Question: Read the following case about MiniScribe and answer the following

Read the following case about MiniScribe and answer the following questions.
a. How did MiniScribe inflate its financial statements?
b. What are some of the factors that led to the inflated financial statements?
c. What red flags should have raised the auditor’s suspicions about phony sales and other attempts to inflate income?
d. What substantive audit procedures could have uncovered the fraud?
In October 1988, MiniScribe, a computer disk drive manufacturer, announced its 13th consecutive record-breaking quarter, while its competitors were laying off hundreds of employees. MiniScribe's receivables had increased significantly, and inventories had increased to a dangerous level because disk drives can become obsolete from one quarter to the next. The company's stock price had quintupled in just two years. It had apparently risen from the dead under the leadership of Q. T. Wiles, who had resurrected other companies and was known as Dr. Fix-It. It looked as if he had done it again.
Seven months later, it was announced that MiniScribe's sales gains had been fabricated.

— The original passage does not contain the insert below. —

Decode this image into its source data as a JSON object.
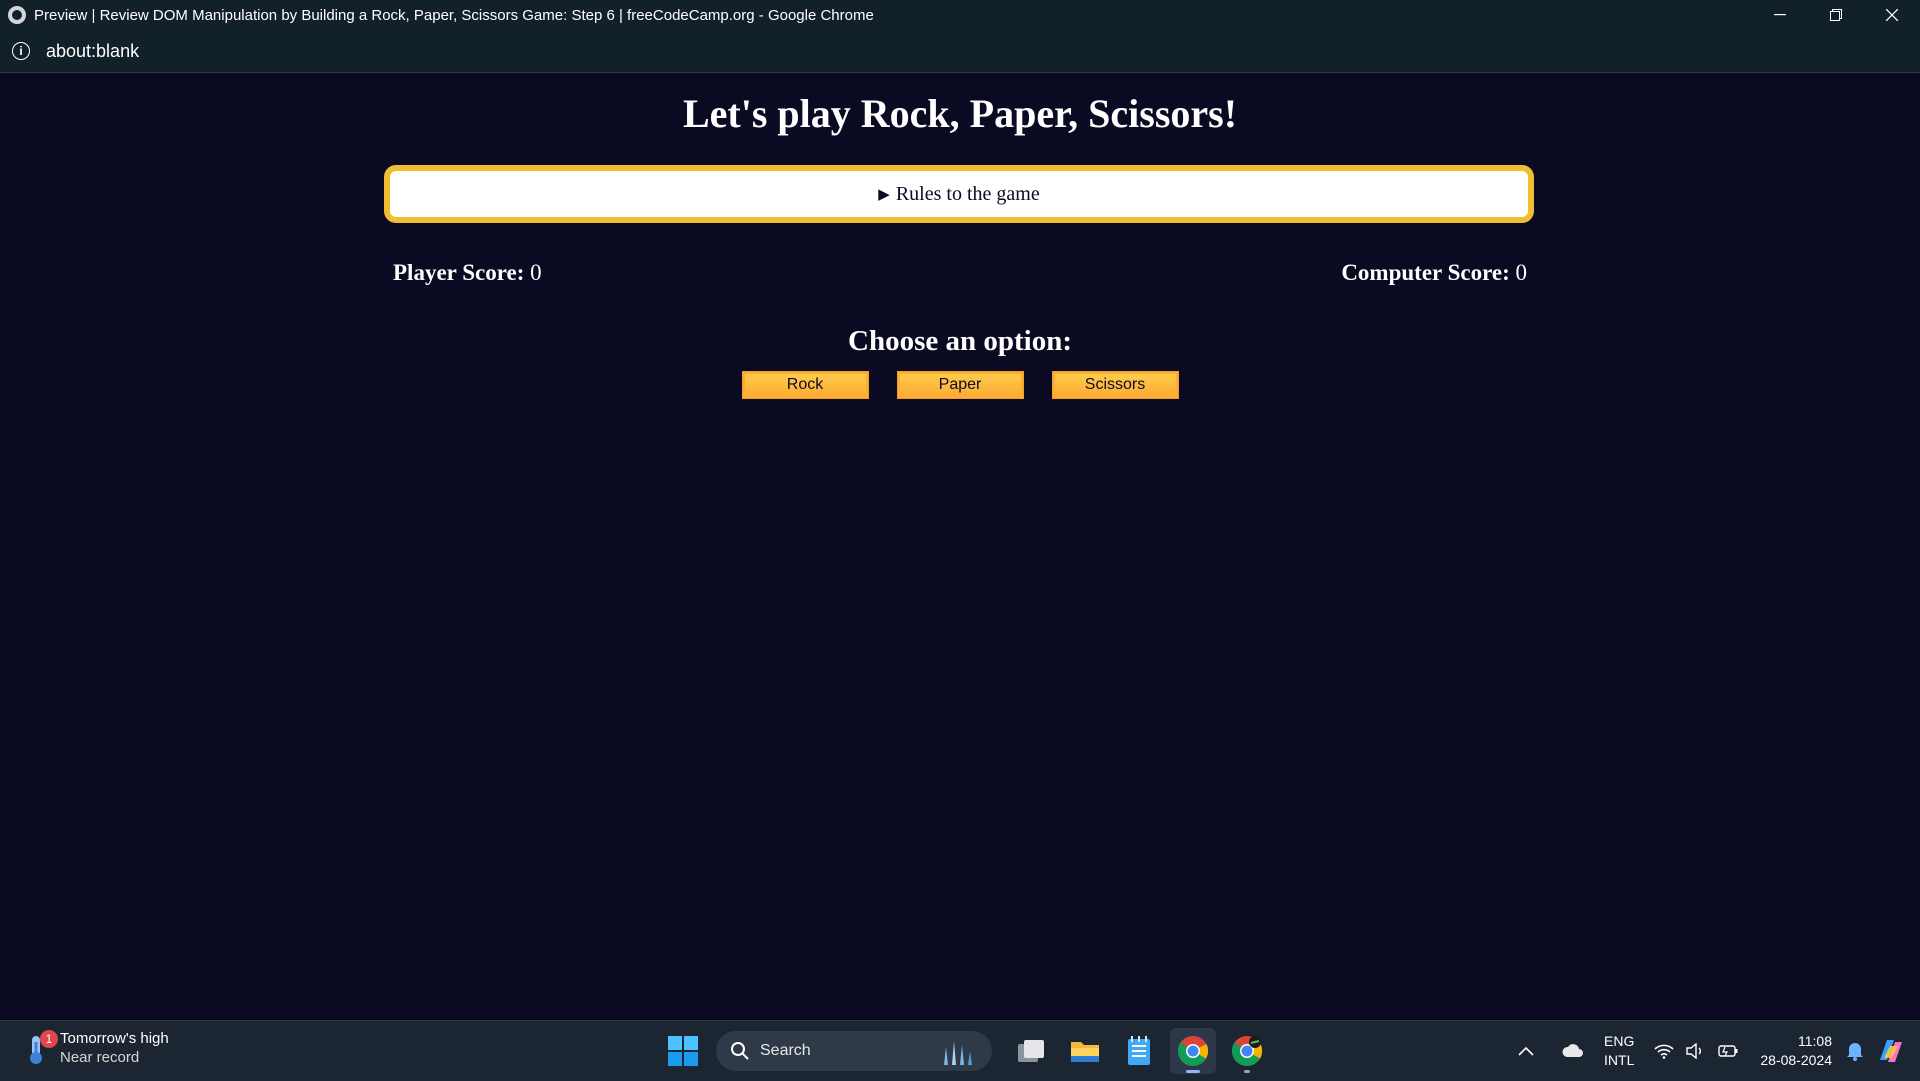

What was supposed to be the crowning achievement of Wiles's career became an epitaph; he resigned and is living in near seclusion.
An internal investigation concluded that senior management apparently perpetrated a massive fraud on the company, its directors, its outside auditors, and the investing public. Most of MiniScribe's top management was dismissed, and layoffs shrank its employment by more than 30% in one year. MiniScribe might have to write off as much as $200 million in bad inventory and uncollectible receivables.
Wiles's unrealistic sales targets and abusive management style created a pressure cooker that drove managers to cook the books or perish. The managers responded by booking sales prematurely, manipulating reserves, and simply fabricating figures in order to maintain the illusion of unbounded growth even after the industry was hit by a severe slump.